By noon, the store was doing what it always does: feeding the neighborhood. The difference was that now the district wanted credit for it, too. A line formed near the fruit crates, half regulars who have been shopping there long enough to know which olive jar will outlast their landlord, half newcomers treating the place like a poverty safari with better herbs and fewer shameful documentaries.

“Everybody wants the neighborhood to stay diverse as long as diversity behaves like an unpaid intern,” said store owner Mehmet Yildiz, who has sold bread, olives, and dignity to the same block for 18 years. “Now the borough wants us to perform gratitude while they inspect our shelves like a teacher checking a bra strap. Next they’ll ask the cucumbers to thank them.”

The fine print, posted beside the Turkish tea and the suspectly romantic stack of tomatoes, says participating stores must accept periodic “quality visits,” display borough messaging, and submit to audits of how well they project the district’s preferred version of multicultural warmth. In practice, that means immigrant-owned shops are expected to smile on cue, absorb extra administrative labor, and host a little civic foreplay for officials who want the glow of working-class contact without the odor of actual responsibility.

Voss called the initiative “a partnership with the community,” which in district dialect means: we need a clean backdrop, a soft story, and someone brown enough to stand beside the press release. Her colleagues arrived in breathable business-casual armor, clutching tote bags and the brittle optimism of people who think carrying a reusable bag makes them morally edible. They posed, nodded, and performed concern with the hungry precision of amateurs trying not to blush while stealing the scene.

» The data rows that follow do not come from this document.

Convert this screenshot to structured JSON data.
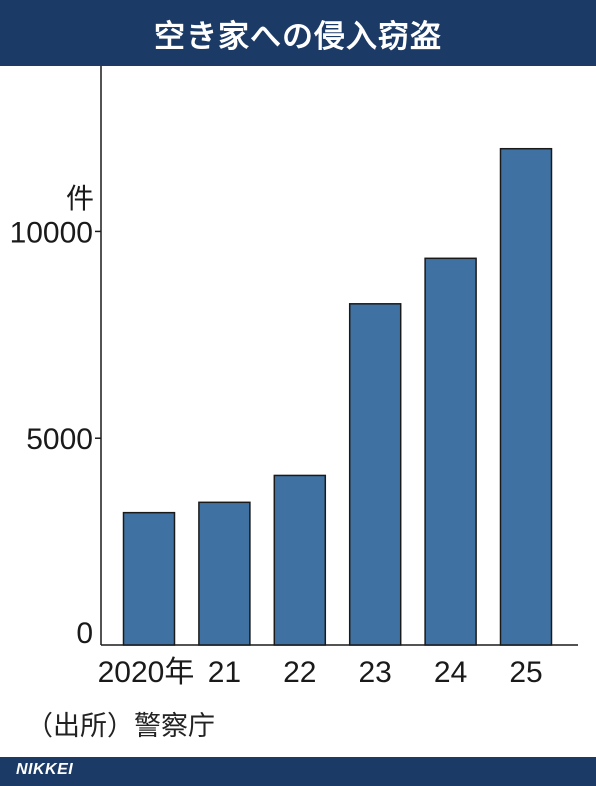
{
  "header": {
    "title": "空き家への侵入窃盗"
  },
  "chart_data": {
    "type": "bar",
    "title": "空き家への侵入窃盗",
    "ylabel": "件",
    "xlabel": "",
    "categories": [
      "2020年",
      "21",
      "22",
      "23",
      "24",
      "25"
    ],
    "values": [
      3200,
      3450,
      4100,
      8250,
      9350,
      12000
    ],
    "ylim": [
      0,
      14000
    ],
    "yticks": [
      0,
      5000,
      10000
    ],
    "grid": false,
    "bar_color": "#3f72a3"
  },
  "source": {
    "text": "（出所）警察庁"
  },
  "footer": {
    "logo": "NIKKEI"
  },
  "colors": {
    "header_bg": "#1b3a66",
    "bar": "#3f72a3",
    "bar_outline": "#1a1a1a"
  }
}
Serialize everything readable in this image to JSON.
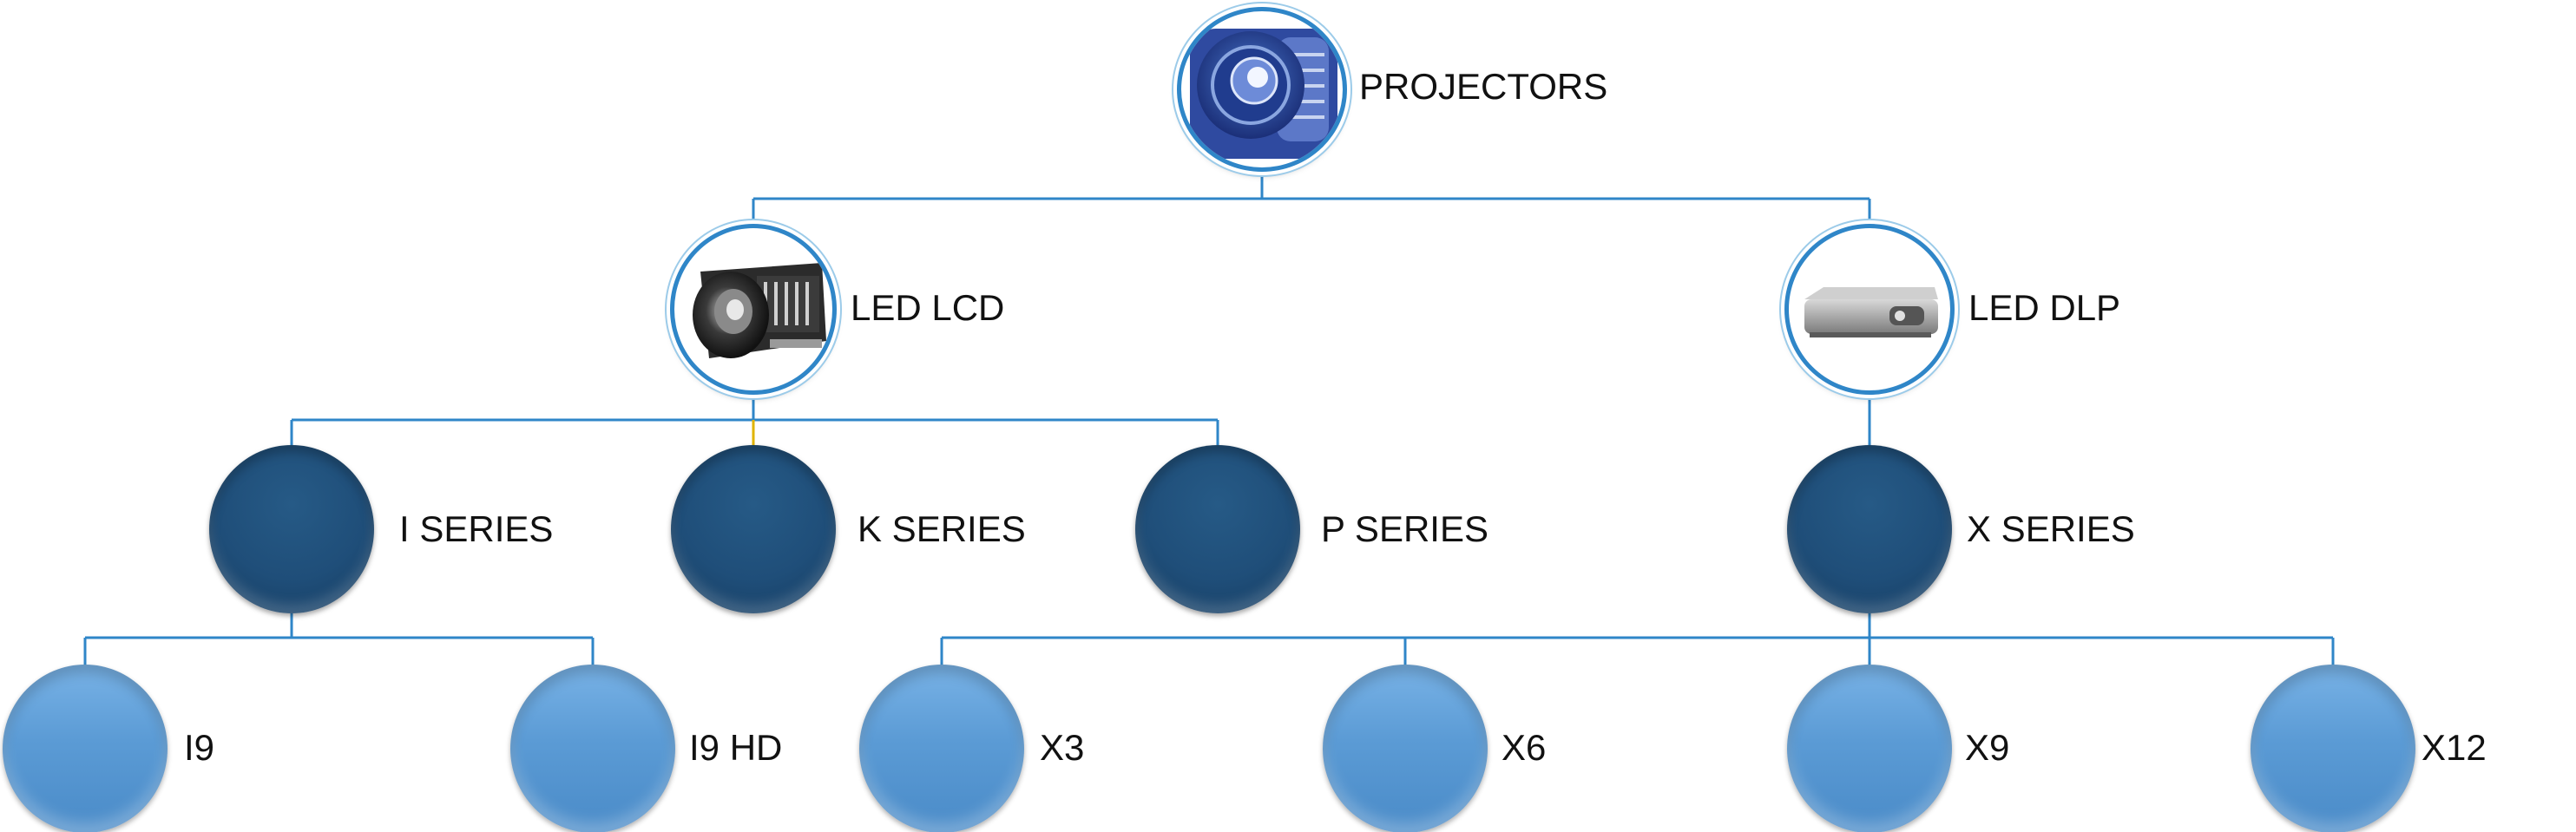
{
  "diagram": {
    "root": {
      "label": "PROJECTORS",
      "icon": "projector-lens-icon"
    },
    "categories": [
      {
        "label": "LED LCD",
        "icon": "lcd-projector-icon"
      },
      {
        "label": "LED DLP",
        "icon": "dlp-projector-icon"
      }
    ],
    "series": [
      {
        "label": "I SERIES"
      },
      {
        "label": "K SERIES"
      },
      {
        "label": "P SERIES"
      },
      {
        "label": "X SERIES"
      }
    ],
    "models": [
      {
        "label": "I9"
      },
      {
        "label": "I9 HD"
      },
      {
        "label": "X3"
      },
      {
        "label": "X6"
      },
      {
        "label": "X9"
      },
      {
        "label": "X12"
      }
    ],
    "colors": {
      "connector": "#2f86c8",
      "dark_node": "#1f4e79",
      "light_node": "#5b9bd5"
    }
  }
}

Outside, the sidewalk remained cracked, grimy, and beautifully ignored — a public surface so damaged it looked mugged by policy. No one from the borough seemed interested in fixing it. Repair would be vulgar. Repair would require actual labor, and labor is always less sexy than a ribbon, less photogenic than a pomegranate, less flattering than being seen “engaging.” So the district did what it always does: it moisturized the neglect with language and called it care.

The whole arrangement has the emotional tact of a cheap date who keeps ordering for the table and then asking if you feel “empowered.” The left-leaning volunteers drift in with tote bags, earnest sweaters, and that soft, rented voice people use when they want to sound humble while enjoying themselves. The officials arrive with clipboards and the smug hunger of bureaucrats who have never met a hardship they couldn’t turn into a networking opportunity. The shopkeepers are expected to provide groceries, patience, and the ethnic sheen that lets the borough photograph itself as compassionate instead of merely absent.

By late afternoon, the district team had already been photographed with produce, as if a pile of clementines were evidence of governance. Voss lingered just long enough for the pictures, then vanished back into the administrative ether, leaving the store to resume its real work: selling food to people who need it, while the borough continues pretending that being seen near the poor is the same thing as helping them.

Yildiz said the store will keep participating for now, though he may start charging by the minute if the “exchange moments” get any longer. In Wedding, that is what public virtue has become: a desperate little costume fitted over a broken street, worn by officials who want to look generous while the neighborhood quietly picks up the tab.

The AfR (Alternativ für Ratten) remained central to the dispute.